GOTHENBURG, Sweden—Engineers at Chalmers University of Technology have developed a structural battery that performs 10 times better than all previous versions. It contains carbon fiber that serves simultaneously as an electrode, conductor and load-bearing material. The breakthrough paves the way for “’massless” energy storage in electric vehicles.

Although engineers have been working on structural batteries for more than 10 years, it has been difficult to manufacture them with both good electrical and mechanical properties. The new battery has properties that far exceed anything yet seen in terms of electrical energy storage, stiffness and strength.

The battery has a negative electrode made of carbon fiber and a positive electrode made of a lithium iron phosphate-coated aluminum foil. They are separated by a fiberglass fabric in an electrolyte matrix.

“The carbon fiber acts as a host for the lithium and thus stores the energy,” says Leif Asp, a professor of material and computational mechanics who is heading up the R&D project. “Since the carbon fiber also conducts electrons, the need for copper and silver conductors is also avoided, reducing the weight even further.

“Both the carbon fiber and the aluminum foil contribute to the mechanical properties of the structural battery,” explains Asp. “The task of the electrolyte is to transport the lithium ions between the two electrodes of the battery, but also to transfer mechanical loads between carbon fibers and other parts.

“The batteries in today's electric cars constitute a large part of the vehicles' weight, without fulfilling any load-bearing function,” Asp points out. “A structural battery, on the other hand, is one that works as both a power source and as part of the structure, such as a car body.

“This is termed massless energy storage, because in essence the battery’s weight vanishes when it becomes part of the load-bearing structure,” says Asp. “Calculations show that this type of multifunctional battery could greatly reduce the weight of an electric vehicle.

“It is absolutely conceivable that [future] electric cars, electric planes and satellites will be powered by structural batteries,” claims Asp.

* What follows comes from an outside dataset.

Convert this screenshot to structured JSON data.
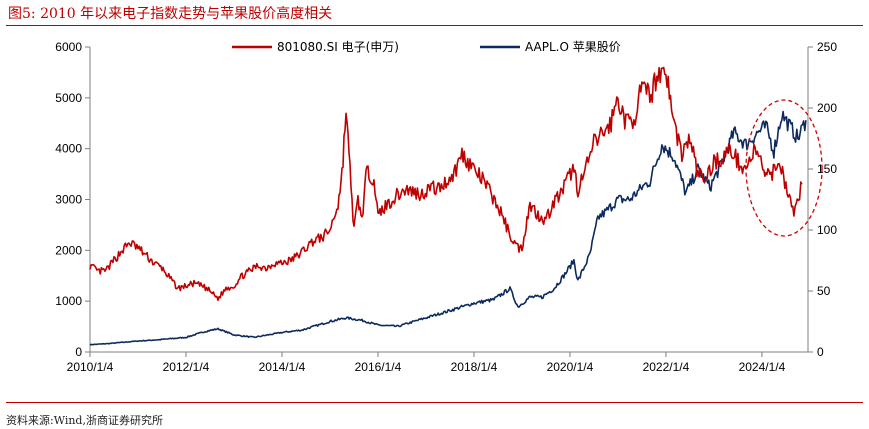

The battery has an energy density of 24 watt-hours per kilogram (Wh/kg), meaning approximately 20 percent capacity compared to comparable lithium-ion batteries currently available. But, since the weight of vehicles can be greatly reduced, less energy will be required to drive an electric car, and lower energy density also results in increased safety. And, with a stiffness of 25 gigapascals (GPa), Asp believes the structural battery can compete with many other commonly used construction materials.

A new project, financed by the Swedish National Space Agency, now underway aims to increase the performance of the structural battery even further. According to Asp, the aluminum foil will be replaced with carbon fiber as a load-bearing material in the positive electrode, providing both increased stiffness and energy density. In addition, the fiberglass separator will be replaced with an ultra-thin variant, which will provide faster charging cycles.

Asp estimates that such a battery could reach an energy density of 75 Wh/kg and a stiffness of 75 GPa. “This would make the battery about as strong as aluminum, but with a comparatively much lower weight,” he claims.